La stratégie du Gouvernement
est bien évidemment d’exploiter le choc de la décentralisation pour
faire bouger l’État.
Un tel changement
doit d’abord s’appliquer aux administrations centrales. Le transfert
de certaines des missions qu’elles assumaient, ainsi que les simplifications
qui sont menées par ailleurs sous l’impulsion d’Henri Plagnol, doivent
entraîner une réduction du format des administrations centrales prises
dans leur ensemble. Naturellement, il convient d’affiner l’analyse.
Certains ministères sont plutôt sous-administrés au niveau central,
tandis que d’autres ont une administration hypertrophiée. La question
est donc à la fois de réduire la voilure et de mieux répartir les
moyens. L’État central doit être moins paperassier et plus gestionnaire.
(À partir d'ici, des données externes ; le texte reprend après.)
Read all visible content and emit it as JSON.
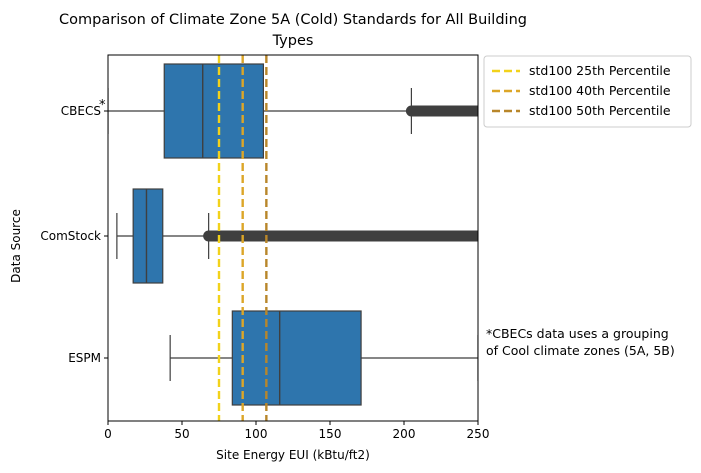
{
  "chart_data": {
    "type": "boxplot",
    "orientation": "horizontal",
    "title_lines": [
      "Comparison of Climate Zone 5A (Cold) Standards for All Building",
      "Types"
    ],
    "xlabel": "Site Energy EUI (kBtu/ft2)",
    "ylabel": "Data Source",
    "xlim": [
      0,
      250
    ],
    "xticks": [
      0,
      50,
      100,
      150,
      200,
      250
    ],
    "grid": false,
    "box_color": "#2e75ad",
    "categories": [
      "CBECS",
      "ComStock",
      "ESPM"
    ],
    "category_markers": [
      "*",
      "",
      ""
    ],
    "boxes": [
      {
        "name": "CBECS",
        "whisker_low": 0,
        "q1": 38,
        "median": 64,
        "q3": 105,
        "whisker_high": 205,
        "outliers_from": 205,
        "outliers_to": 250
      },
      {
        "name": "ComStock",
        "whisker_low": 6,
        "q1": 17,
        "median": 26,
        "q3": 37,
        "whisker_high": 68,
        "outliers_from": 68,
        "outliers_to": 250
      },
      {
        "name": "ESPM",
        "whisker_low": 42,
        "q1": 84,
        "median": 116,
        "q3": 171,
        "whisker_high": 250,
        "outliers_from": null,
        "outliers_to": null
      }
    ],
    "reference_lines": [
      {
        "name": "std100 25th Percentile",
        "x": 75,
        "color": "#f2d21b"
      },
      {
        "name": "std100 40th Percentile",
        "x": 91,
        "color": "#dca628"
      },
      {
        "name": "std100 50th Percentile",
        "x": 107,
        "color": "#b8862a"
      }
    ],
    "legend_position": "outside-upper-right",
    "annotation_lines": [
      "*CBECs data uses a grouping",
      "of Cool climate zones (5A, 5B)"
    ]
  }
}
Il doit s’attacher à produire de bonnes normes, à simplifier et à
gérer au plus près du terrain.
La réforme de l’État
territorial est la seconde conséquence de la décentralisation, dont
elle est le complément naturel. Le Gouvernement se prononcera dans
les toutes prochaines semaines sur la recomposition des services déconcentrés
du niveau régional autour de quelques grandes directions - sans
doute pas plus de huit, alors qu’elles sont actuellement au nombre
de vingt-quatre - sous l’autorité du préfet de région.
Dans le même temps,
la mutualisation des moyens sera organisée pour dégager les gains
de productivité qui sont aujourd’hui perdus du fait de l’éparpillement
des services de l’État.
Territorialiser les
politiques publiques est également une exigence pour la pertinence
et l’efficacité de l’action publique.
La Cour des comptes
vient de publier un rapport particulier sur le rôle de la déconcentration
des administrations dans la réforme de l’État. Sans nier les progrès
indéniables de la déconcentration dans notre pays, elle conclut cependant
à la nécessité d’aller plus loin, en particulier dans la gestion déconcentrée
des ressources humaines et l’action interministérielle au plan local.
Le Gouvernement a
souhaité répondre à ces enjeux en mettant en chantier une réforme
en profondeur de l’administration territoriale. D’une part, il adapte
son organisation au nouveau cadre de la loi organique relative aux
lois de finances qui va se traduire par une responsabilisation de
chaque service sur la base d’objectifs de coût et de performance précis
et quantifiés. D’autre part, tout en réaffirmant son attachement au
principe de l’unité territoriale de l’État, le Gouvernement entend
moderniser ses services territoriaux en simplifiant leur organisation
et en les rendant plus opérationnels autour du préfet, dont l’unité
de commandement doit désormais s’accompagner d’une plus grande collégialité
dans la prise de décision.
Les préfets seront
dotés de véritables moyens d’action interministérielle grâce à un
programme des interventions territoriales de l’État - qui sera
l’un des programmes ministériels prévus par la LOLF - destiné
à regrouper, quelle que soit leur origine, tous les crédits concourant
au même but sur un territoire donné, dès lors que l’action revêt un
intérêt majeur de nature interministérielle, comme l’eau en Bretagne,
la réindustrialisation de la Lorraine ou le programme exceptionnel
d’investissement en Corse.
Nous avons également
retenu la méthode expérimentale pour traiter la délicate question
de la présence territoriale des services publics. J’ai engagé des
expériences dans quatre départements : la Savoie, la Charente,
la Corrèze et la Dordogne, en vue de redéfinir les modalités de l’offre
des services publics dans les territoires. Nous avons voulu éviter
deux écueils : le moratoire, solution commode à court terme mais
intenable ensuite ; la réorganisation sectorielle par chaque
administration de ses prestations de service public sans coordination
avec les autres services publics.
Avec ces expériences,
nous affirmons notre volonté de voir émerger une vision politique
locale au niveau des établissements publics de coopération intercommunale
et des pays. Je rappelle que mon ministère a considérablement simplifié
le fonctionnement des pays, en harmonie avec les initiatives de votre
assemblée. Je veux notamment saluer la contribution très active du
président Ollier et de la commission des affaires économiques.
Deuxième pilier de
la réforme de l’État : la LOLF. Elle assure la cohérence d’ensemble
de la réforme et lui fournit l’outil indispensable en mettant de la
lumière là où il y a opacité et en faisant apparaître une gestion
orientée vers le résultat.
La loi organique doit
nous permettre de mettre en place de nouveaux outils concernant notamment
le contrôle de gestion et la politique immobilière des administrations.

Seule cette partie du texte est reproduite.